/ 20 June 2022

Digital Vibes beneficiaries say they don’t owe the state

South African Minister Zweli Mkhize Conducts An Inspection Of King Dinuzulu Hospital
Former health minister Dr Zweli Mkhize. (Photo by Darren Stewart/Gallo Images via Getty Images)

The “unlawful” beneficiaries of more than R10.6-million which flowed from the controversial R150-million Digital Vibes Covid-19 communications contract have argued in court that they do not owe the Special Investigating Unit (SIU) anything because Mduduzi Mthethwa, who received the money before disbursing it, had repaid it.

Among the beneficiaries is Sithokozile Mkhize, the daughter-in-law of former health minister Zweli Mkhize. 

During a leave-to-appeal hearing before the Special Tribunal on Monday, lawyers for five entities that benefited argued that Mthethwa had repaid more than R11.5m and that it would be an “absurdity” for the beneficiaries to pay a settled debt. 

Mthethwa was found by the SIU’s Digital Vibes forensic report to have been listed as a witness to the contract the health department concluded with the communications company in 2019. Mthethwa had received R25m to be the contract’s witness. 

The R150m contract was initially for Digital Vibes to handle National Health Insurance communications on the health department’s behalf, before a Covid-19 public relations component was added in early 2020. 
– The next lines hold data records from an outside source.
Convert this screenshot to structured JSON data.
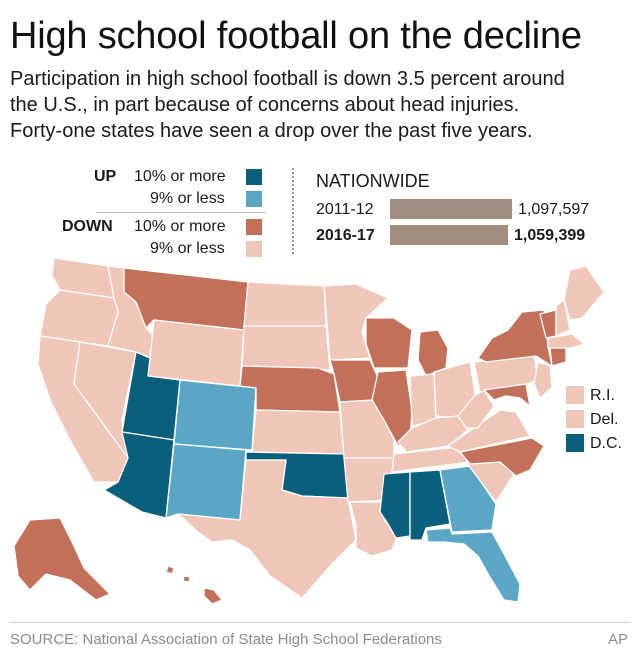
{
  "title": "High school football on the decline",
  "intro": [
    "Participation in high school football is down 3.5 percent around",
    "the U.S., in part because of concerns about head injuries.",
    "Forty-one states have seen a drop over the past five years."
  ],
  "legend": {
    "up_label": "UP",
    "down_label": "DOWN",
    "up_big": "10% or more",
    "up_small": "9% or less",
    "down_big": "10% or more",
    "down_small": "9% or less"
  },
  "colors": {
    "up_big": "#0a5f7c",
    "up_small": "#5aa6c4",
    "down_big": "#c2705a",
    "down_small": "#efc6b7",
    "bar": "#a08e81",
    "border": "#ffffff"
  },
  "nationwide": {
    "title": "NATIONWIDE",
    "rows": [
      {
        "label": "2011-12",
        "value": "1,097,597",
        "count": 1097597
      },
      {
        "label": "2016-17",
        "value": "1,059,399",
        "count": 1059399
      }
    ]
  },
  "small_states": [
    {
      "label": "R.I.",
      "category": "down_small"
    },
    {
      "label": "Del.",
      "category": "down_small"
    },
    {
      "label": "D.C.",
      "category": "up_big"
    }
  ],
  "states": {
    "WA": "down_small",
    "OR": "down_small",
    "CA": "down_small",
    "NV": "down_small",
    "ID": "down_small",
    "MT": "down_big",
    "WY": "down_small",
    "UT": "up_big",
    "AZ": "up_big",
    "CO": "up_small",
    "NM": "up_small",
    "ND": "down_small",
    "SD": "down_small",
    "NE": "down_big",
    "KS": "down_small",
    "OK": "up_big",
    "TX": "down_small",
    "MN": "down_small",
    "IA": "down_big",
    "MO": "down_small",
    "AR": "down_small",
    "LA": "down_small",
    "WI": "down_big",
    "IL": "down_big",
    "MI": "down_big",
    "IN": "down_small",
    "OH": "down_small",
    "KY": "down_small",
    "TN": "down_small",
    "MS": "up_big",
    "AL": "up_big",
    "GA": "up_small",
    "FL": "up_small",
    "SC": "down_small",
    "NC": "down_big",
    "VA": "down_small",
    "WV": "down_small",
    "PA": "down_small",
    "NY": "down_big",
    "VT": "down_big",
    "NH": "down_small",
    "ME": "down_small",
    "MA": "down_small",
    "CT": "down_big",
    "NJ": "down_small",
    "MD": "down_big",
    "AK": "down_big",
    "HI": "down_big"
  },
  "source": "SOURCE: National Association of State High School Federations",
  "credit": "AP"
}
In April, the Special Tribunal granted the SIU’s application to join four companies — as well as Sithokozile Mkhize, who is married to Dedani Mkhize, the former health minister’s son — that transacted with Mthethwa after he received his Digital Vibes payment. Sithokozile Mkhize received R650 098 from Mthethwa, which was not contested by her legal representative, William Nicholson. 

The four companies are All-out Trading, Tusokuhle Farming, Cedar Fall Properties and Sirela Trading. 

In its court papers, the SIU argued that the four companies and Sithokozile Mkhize “have no right to retain the monies or benefits which are the proceeds of unlawful transactions unless they can show they were not  unjustifiably enriched thereby”.

But the four companies and Sithokozile Mkhize argued that the Special Tribunal erred in joining them in the SIU’s main application to recover the R150m, arguing that Mthethwa had repaid the state and the SIU could not ask them to go beyond what had already been settled. 

Nicholson, on behalf of Sithokozile Mkhize and All-out Trading, argued on Monday that the more than R11.5m Mthethwa paid the SIU “logically included the full value” accrued by his clients and that a different court would rule that his clients should not be joined to the SIU’s main application.

“It is this unnecessary and absurd scenario which faces [All-out Trading and Mkhize] in terms of the joinder ruling,” Nicholson argued. 

Advocate Greg Harpur, who represents Tusokuhle Farming and Sirela Trading, said it was wrong for the SIU to join his clients because “they did not receive money from the government” and that the money was received from a bank account belonging to Mateta Projects, which Mthethwa is a director of.

“And that, really, is the end of the case. And, with respect, another court will, reasonably, come to that conclusion for the simple reason that that’s the law,” Harpur said, adding that Mthethwa had repaid the state. 

But the SIU argued that the Special Tribunal was correct in joining the entities because their legal counsel “persist”, in their leave to appeal application, to argue the merits of the SIU’s case, and rely considerably on the ‘repayment’ objection”. 

“The objection is irrelevant since the test for joinder of necessity does not entail a determination of the merits. The Special Tribunal was thus correct in its joinder decision,” the SIU, through advocate Iain Currie, said.

Judge Lebogang Modiba reserved judgement on the matter.